Gabriel: Na sua opinião, quais competências e conhecimentos o profissional de Comunicação Organizacional deve aprimorar para evitar que o campo profissional esteja conectado apenas a aspectos técnicos e gerenciais?
Ivone: O que diferencia o profissional é o conhecimento que ele tem, muito mais que suas competências. Como eu entendo a área de Comunicação Organizacional como uma área dinâmica, porque ela trabalha com as interações, deixo de lado essa coisa da competência porque é uma exigência da gestão, da gerência e da administração, e o profissional de Comunicação Organizacional, para se distinguir dos outros, ele deve ter conhecimento, embasamento e fundamentos para justificar um posicionamento ou uma proposta de trabalho. Acho que o grande problema hoje da área de Comunicação Organizacional é a falta de conhecimento dos profissionais sobre o campo da comunicação, em entendê-la como um processo de interação, em que pessoas com desejos, expectativas e interesses estão envolvidas e possuem condições de interferir nos processos das organizações. Para isso, outros campos darão respaldo para entender a organização e a sociedade. Muitas vezes, o profissional busca somente na Administração o respaldo. Para entender esse processo todo, o profissional deve ter conhecimento de Sociologia, da linguagem, do discurso, da disputa de sentidos. Ele tem que entender também as questões simbólicas que passam por esse processo de interação entre as organizações e seus interlocutores.
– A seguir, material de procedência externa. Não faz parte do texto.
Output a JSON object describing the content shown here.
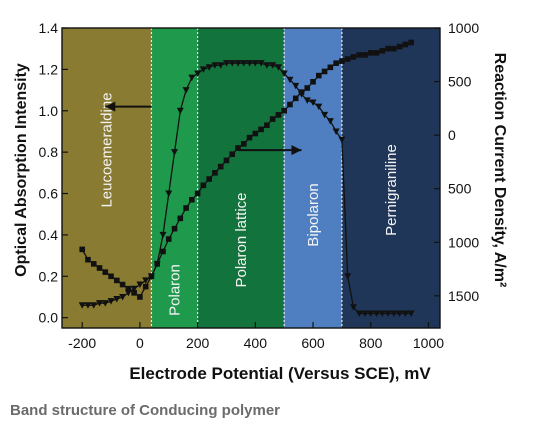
{
  "chart_data": {
    "type": "scatter",
    "xlabel": "Electrode Potential (Versus SCE), mV",
    "ylabel_left": "Optical Absorption Intensity",
    "ylabel_right": "Reaction Current Density, A/m²",
    "x_ticks": [
      -200,
      0,
      200,
      400,
      600,
      800,
      1000
    ],
    "x_tick_labels": [
      "-200",
      "0",
      "200",
      "400",
      "600",
      "800",
      "1000"
    ],
    "y_ticks": [
      0.0,
      0.2,
      0.4,
      0.6,
      0.8,
      1.0,
      1.2,
      1.4
    ],
    "y_tick_labels": [
      "0.0",
      "0.2",
      "0.4",
      "0.6",
      "0.8",
      "1.0",
      "1.2",
      "1.4"
    ],
    "xlim": [
      -270,
      1040
    ],
    "ylim": [
      -0.05,
      1.4
    ],
    "right_ticks": [
      1000,
      500,
      0,
      -500,
      -1000,
      -1500
    ],
    "right_tick_labels": [
      "1000",
      "500",
      "0",
      "500",
      "1000",
      "1500"
    ],
    "right_ylim": [
      -1800,
      1000
    ],
    "regions": [
      {
        "name": "Leucoemeraldine",
        "x": [
          -270,
          40
        ],
        "color": "#8a7b32"
      },
      {
        "name": "Polaron",
        "x": [
          40,
          200
        ],
        "color": "#1f9a4d"
      },
      {
        "name": "Polaron lattice",
        "x": [
          200,
          500
        ],
        "color": "#13733c"
      },
      {
        "name": "Bipolaron",
        "x": [
          500,
          700
        ],
        "color": "#4f7fc0"
      },
      {
        "name": "Pernigraniline",
        "x": [
          700,
          1040
        ],
        "color": "#1f3658"
      }
    ],
    "series": [
      {
        "marker": "square",
        "axis": "left",
        "x": [
          -200,
          -180,
          -160,
          -140,
          -120,
          -100,
          -80,
          -60,
          -40,
          -20,
          0,
          20,
          40,
          60,
          80,
          100,
          120,
          140,
          160,
          180,
          200,
          220,
          240,
          260,
          280,
          300,
          320,
          340,
          360,
          380,
          400,
          420,
          440,
          460,
          480,
          500,
          520,
          540,
          560,
          580,
          600,
          620,
          640,
          660,
          680,
          700,
          720,
          740,
          760,
          780,
          800,
          820,
          840,
          860,
          880,
          900,
          920,
          940
        ],
        "values": [
          0.33,
          0.28,
          0.26,
          0.24,
          0.22,
          0.2,
          0.18,
          0.16,
          0.14,
          0.12,
          0.1,
          0.15,
          0.2,
          0.26,
          0.32,
          0.38,
          0.43,
          0.48,
          0.53,
          0.57,
          0.6,
          0.64,
          0.67,
          0.7,
          0.73,
          0.76,
          0.79,
          0.82,
          0.84,
          0.87,
          0.89,
          0.91,
          0.93,
          0.96,
          0.98,
          1.0,
          1.03,
          1.06,
          1.09,
          1.11,
          1.14,
          1.17,
          1.19,
          1.21,
          1.23,
          1.24,
          1.25,
          1.26,
          1.27,
          1.27,
          1.28,
          1.28,
          1.29,
          1.3,
          1.3,
          1.31,
          1.32,
          1.33
        ]
      },
      {
        "marker": "triangle-down",
        "axis": "left",
        "x": [
          -200,
          -180,
          -160,
          -140,
          -120,
          -100,
          -80,
          -60,
          -40,
          -20,
          0,
          20,
          40,
          60,
          80,
          100,
          120,
          140,
          160,
          180,
          200,
          220,
          240,
          260,
          280,
          300,
          320,
          340,
          360,
          380,
          400,
          420,
          440,
          460,
          480,
          500,
          520,
          540,
          560,
          580,
          600,
          620,
          640,
          660,
          680,
          700,
          720,
          740,
          760,
          780,
          800,
          820,
          840,
          860,
          880,
          900,
          920,
          940
        ],
        "values": [
          0.06,
          0.06,
          0.06,
          0.07,
          0.07,
          0.08,
          0.09,
          0.1,
          0.12,
          0.14,
          0.16,
          0.18,
          0.2,
          0.26,
          0.4,
          0.6,
          0.8,
          1.0,
          1.1,
          1.16,
          1.18,
          1.2,
          1.21,
          1.22,
          1.22,
          1.23,
          1.23,
          1.23,
          1.23,
          1.23,
          1.23,
          1.23,
          1.22,
          1.22,
          1.21,
          1.18,
          1.15,
          1.12,
          1.08,
          1.05,
          1.04,
          1.02,
          0.98,
          0.95,
          0.9,
          0.86,
          0.2,
          0.05,
          0.02,
          0.02,
          0.02,
          0.02,
          0.02,
          0.02,
          0.02,
          0.02,
          0.02,
          0.02
        ]
      }
    ],
    "arrows": [
      {
        "from": [
          40,
          1.02
        ],
        "to": [
          -120,
          1.02
        ]
      },
      {
        "from": [
          340,
          0.81
        ],
        "to": [
          560,
          0.81
        ]
      }
    ]
  },
  "caption": "Band structure of Conducing polymer",
  "colors": {
    "frame": "#111111",
    "marker": "#111111",
    "label": "#f4f4f4"
  }
}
Gabriel: A produção acadêmica do campo da Comunicação Organizacional, no Brasil, tem conseguido acompanhar e analisar as rápidas mudanças que ocorrem no capitalismo global?
Ivone: Olha, hoje, se você fizer um levantamento dos trabalhos, das dissertações, das apresentações de doutorados e dos artigos apresentados em congressos, você vê que há pesquisadores, professores e estudiosos que estão atentos a todas essas mudanças. Então, por exemplo, a questão das mídias digitais, das minorias, da inclusão social têm sido discutidas. Há também muitos trabalhos estudando essas novas formas de organizações consequentes do capitalismo neoliberal, que são as startups, que têm toda essa linguagem diferente de independência do trabalhador, do envolvimento do trabalhador com a empresa e a autonomia do trabalhador, mas que é uma forma de mascarar uma relação capital-trabalho em que metas devem ser cumpridas e que demanda mais tempo para cumprir essas metas estabelecidas. Para mim, hoje, a área de Comunicação Organizacional avançou e está percebendo, estudando e refletindo sobre as temáticas que afloraram nessa fase do capitalismo neoliberal.

Entrevista, via Skype, em 26 de agosto de 2018.